Propranolol, a commonly prescribed beta-blocker, interferes with the neurochemical pathway thought to be responsible for making emotionally arousing events more memorable - the beta-adrenergic system - and it has been used experimentally in the treatment of patients with PTSD. In one study, published in October, Guillaume Vaiva, of the University of Lille, and colleagues offered propranolol to victims of assault or motor accidents shortly after their traumatic experience, and then invited them back for psychological testing two months later. On their return, almost all the patients exhibited some symptoms associated with PTSD, but they were twice as severe among those who had not taken the drug.

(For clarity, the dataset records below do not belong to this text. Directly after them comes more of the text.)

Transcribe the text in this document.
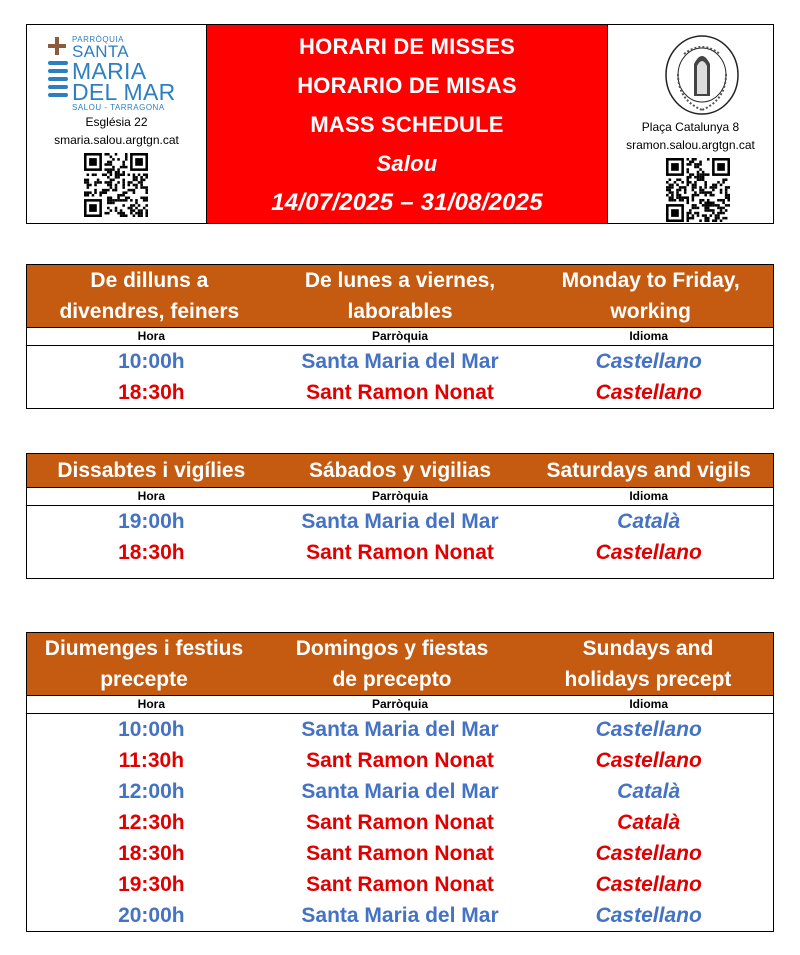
PARRÒQUIA
SANTA
MARIA
DEL MAR
SALOU - TARRAGONA
Església 22
smaria.salou.argtgn.cat
HORARI DE MISSES
HORARIO DE MISAS
MASS SCHEDULE
Salou
14/07/2025 – 31/08/2025
Plaça Catalunya 8
sramon.salou.argtgn.cat
De dilluns a divendres, feiners
De lunes a viernes, laborables
Monday to Friday, working
Hora	Parròquia	Idioma
10:00h	Santa Maria del Mar	Castellano
18:30h	Sant Ramon Nonat	Castellano
Dissabtes i vigílies	Sábados y vigilias	Saturdays and vigils
Hora	Parròquia	Idioma
19:00h	Santa Maria del Mar	Català
18:30h	Sant Ramon Nonat	Castellano
Diumenges i festius precepte
Domingos y fiestas de precepto
Sundays and holidays precept
Hora	Parròquia	Idioma
10:00h	Santa Maria del Mar	Castellano
11:30h	Sant Ramon Nonat	Castellano
12:00h	Santa Maria del Mar	Català
12:30h	Sant Ramon Nonat	Català
18:30h	Sant Ramon Nonat	Castellano
19:30h	Sant Ramon Nonat	Castellano
20:00h	Santa Maria del Mar	Castellano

The finding that propranolol can be effective at blocking memory when given after an event, as well as before, is important because, as Loftus explains, "in the real world, you can't be there to exert your manipulations right at the time an event is happening, but you can get on the scene later". It has been proposed that propranolol should be offered to victims of rape as a standard measure to prevent them developing PTSD. But could it also be used to erase false memories - for instance, "recovered" memories of alien abduction - that nevertheless elicit all the physiological responses associated with harrowing real memories?

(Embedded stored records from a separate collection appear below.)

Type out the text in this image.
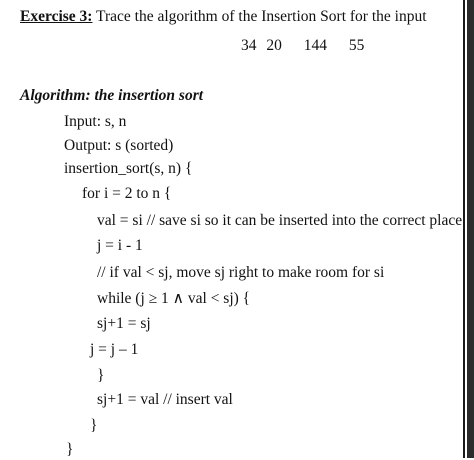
Exercise 3: Trace the algorithm of the Insertion Sort for the input
34 20 144 55
Algorithm: the insertion sort
Input: s, n
Output: s (sorted)
insertion_sort(s, n) {
for i = 2 to n {
val = si // save si so it can be inserted into the correct place
j = i - 1
// if val < sj, move sj right to make room for si
while (j ≥ 1 ∧ val < sj) {
sj+1 = sj
j = j – 1
}
sj+1 = val // insert val
}
}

"If the formation of false memories depends on beta-adrenergic activation, then it would seem very possible that propranolol administration could affect them," says the University of California, Irvine, neurobiologist Larry Cahill, who has also investigated the effects of the drug in PTSD patients. But Ray Dolan, of the University of California, Los Angeles, who co-wrote, with Strange, a study on memory for emotional words, points out that not all false memories have a common basis. If they are interpolations into gaps in memory - such as the gap that opened up before the presentation of an emotionally arousing word, or possibly the gap into which Alda inserted a memory of having over-indulged in eggs - then it is conceivable the drug would work. But, says Dolan, "other classes of false memory - for example, where the memories are fantasies or out-and-out fabrications - would be immune to propranolol."

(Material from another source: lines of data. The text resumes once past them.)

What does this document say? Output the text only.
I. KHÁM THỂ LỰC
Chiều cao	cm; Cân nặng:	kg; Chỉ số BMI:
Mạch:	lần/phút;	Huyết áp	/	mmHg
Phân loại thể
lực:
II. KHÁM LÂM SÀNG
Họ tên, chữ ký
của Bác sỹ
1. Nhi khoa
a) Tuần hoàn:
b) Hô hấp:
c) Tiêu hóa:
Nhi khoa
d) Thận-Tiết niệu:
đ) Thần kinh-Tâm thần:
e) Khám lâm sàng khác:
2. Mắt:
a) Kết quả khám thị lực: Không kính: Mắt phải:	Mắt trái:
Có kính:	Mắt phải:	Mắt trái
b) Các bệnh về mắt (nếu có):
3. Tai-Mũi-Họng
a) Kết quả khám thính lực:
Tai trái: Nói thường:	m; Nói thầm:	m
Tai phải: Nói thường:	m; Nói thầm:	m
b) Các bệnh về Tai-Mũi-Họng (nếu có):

The idea of doctors having the power to wipe the memory clean sends shivers down many spines. False memories could safely be erased, perhaps, assuming there was a reliable way of differentiating them from true ones. Although brain-imaging techniques highlight some differences in patterns of brain activation when a person recalls a true memory, these are statistical differences only. "We are so far away from being able to use these techniques to reliably classify a single memory as being real or not real," says Loftus. "Yet that is what the courts have to do."

True memories, too, can become destructive, leading to PTSD and other anxiety disorders. But they start out as important self-defence mechanisms - teaching you, for instance, that too many hard-boiled eggs are bad for you. Erasing them completely could be dangerous.

In the end, says Loftus, it will come down to personal choice. "What would you rather be in the world - sadder but wiser, all too well remembering the horrors of your past and feeling depressed, or perhaps not remembering them very much and being a little happier?"